Дело даже не в том, что Украина с такой легкостью производит свою интрузию, а прежде всего потому, что с этим населением не разговаривают. Вот все упрекали Гайдара: он не разговаривал с населением во время рыночных реформ. Владимир Путин вообще уже давно забыл, в отличие от всех деятелей 90-х, когда он последний раз общался с народом, а не с переодетыми представителями ФСБ. Если Владимир Путин так популярен, если его кредит доверия, если его рейтинг, как утверждает ВЦИОМ, 80%, что же он не приедет в Курск поговорить с простыми гражданами на улице?
Мне-то пишут эти люди из Курска. Они, слава тебе господи, знают мой адрес. Я получаю довольно много довольно любопытных текстов оттуда. И вот мне кажется, что если бы Владимир Путин приехал туда побеседовать, и не с подставными лицами, которых немедленно опознают в качестве бывших рыбаков или бывших моряков, а в качестве реальных людей, реально живущих и работающих, город продолжает работать, вот это был бы шаг. Но, видимо, рейтинг доверия таков, что Владимиру Путину сейчас опасно высунуться за пределы Баку или за пределы международной повестки. Поэтому мы ничего подобного и не видим.
И вот этот кредит, он не бесконечен, потому что русский народ, ну он так себя называет, население России очень любит, чтобы его уважали, чтобы ему кланялись, льстили, чтобы его обожествляли, называли богоносцем, принимали любые его решения, в самой его необразованности, общинном единстве и некоторой, прямо скажем, пещерности его сознания, до сих пор абсолютно языческого, видели бы какую-то абсолютную истину. А народ не любит неуважение. А то, что демонстрирует сегодня российская власть на всех уровнях – это или беспомощность, или неуважение, или, простите, откровенное наплевательство.
Р. ДАВЛЕТГИЛЬДЕЕВ: Вы знаете, мне по работе пришлось в последние дни поговорить с мамами срочников, которые оказались в Курской области. Причем смерть одного из призывников была подтверждена военкоматом на следующий день после моего разговора с мамой. И меня поразило знаете что? Они все говорят: «Ну Путин-то, наверное, не знает просто. Президент просто не знает. Вот мы пытаемся дозвониться до приемной. Нам говорят, что только в письменном виде обращения принимаются». И они винят военкомов, а Путина нет.

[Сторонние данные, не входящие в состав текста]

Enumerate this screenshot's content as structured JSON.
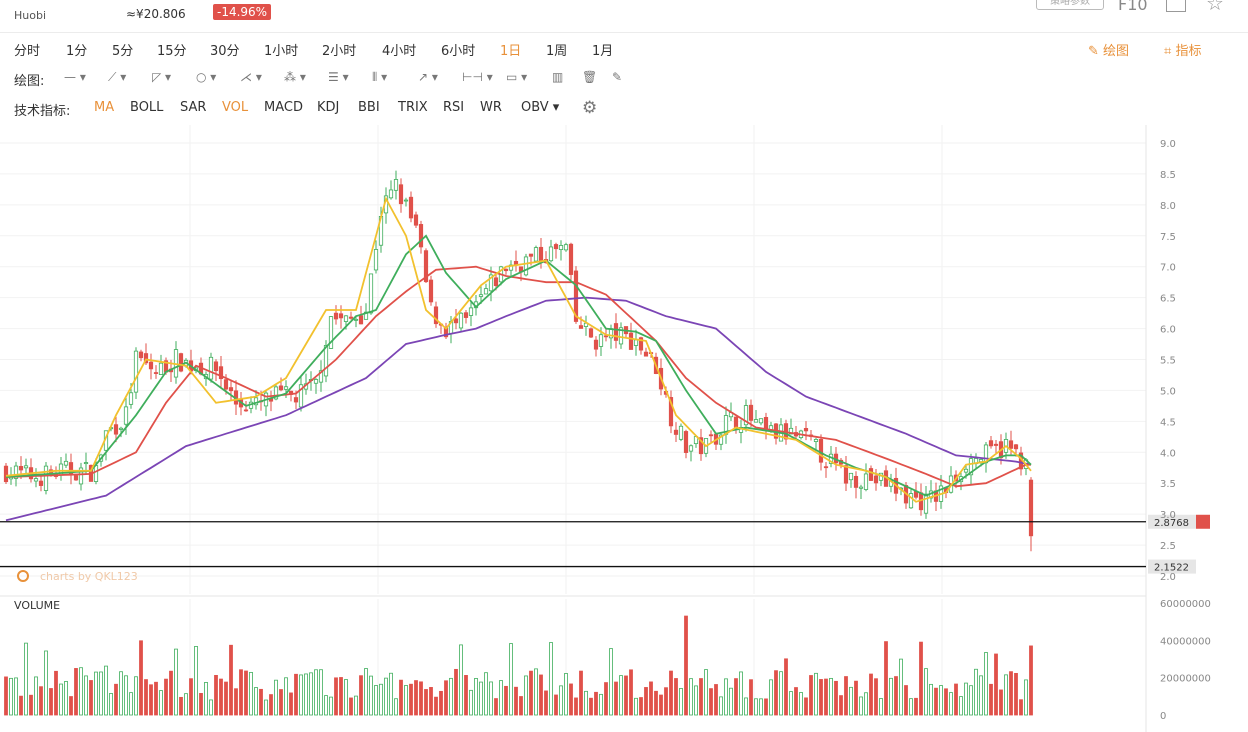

Поэтому, возможно, если он даже приедет на эту встречу с разъяренными мамами, все равно мамы всю вину будут возлагать не на него, по сути, единственного человека, на которого можно вину возлагать, а вот на этих каких-то отдельно взятых военкомов и даже не на генералов. Вот это меня поразило сильно.
Д. БЫКОВ: Понимаете, Ренат, вот я читал воспоминания Александра Гладкова о разговоре с Пастернаком в декабре 1941 года в Чистополе. Гладков тогда еще не отсидел. Гладков – это, если вы помните, завлит мейерхольдовского театра, которого посадили после войны. Тогда он был автор пьесы «Давным-давно», такой, можно сказать, поднятый на знамя человек. И вот он Пастернаку говорит: «Может быть, Сталин просто не знает». На что Пастернак ему с нехарактерной для него, в общем, твердостью ответил: «Если он не знает, это преступление худшее, чем если он бы знал».
То есть если допустить на секунду, что Владимир Путин действительно так заэкранен, так заслонен, так дезинформирован о происходящем в стране, то как называется президент, который так себя заэкранировал? Как называется человек, который до такой степени охраняет себя от любой объективной информации, не говоря уже об информации неприятной? Я думаю, что лидер, замкнувший на себя принятие всех решений, уничтоживший все институты и практически изолировавший себя от любых контактов с оппозицией, даже с умеренными советниками вроде Явлинского, такой человек просто не заслуживает права называться руководителем страны.
Ведь лидер – это все-таки довольно ответственное понятие. Лидер – это не тот, кому все молятся. Вот это надо помнить. Это не то, что Заболоцкий называл «свинцовый идол мой». Это не идол. Это именно человек, который пытается возглавить, возглавлять хоть как-то движение страны. Но поскольку нет движения, давайте уж назовем вещи своими именами, есть продвижение в Харьковской области, но это не движение в истории, то нету лидера, соответственно, то нету и человека – вот это очень принципиально – нет человека, который взял бы на себя ответственность за Россию.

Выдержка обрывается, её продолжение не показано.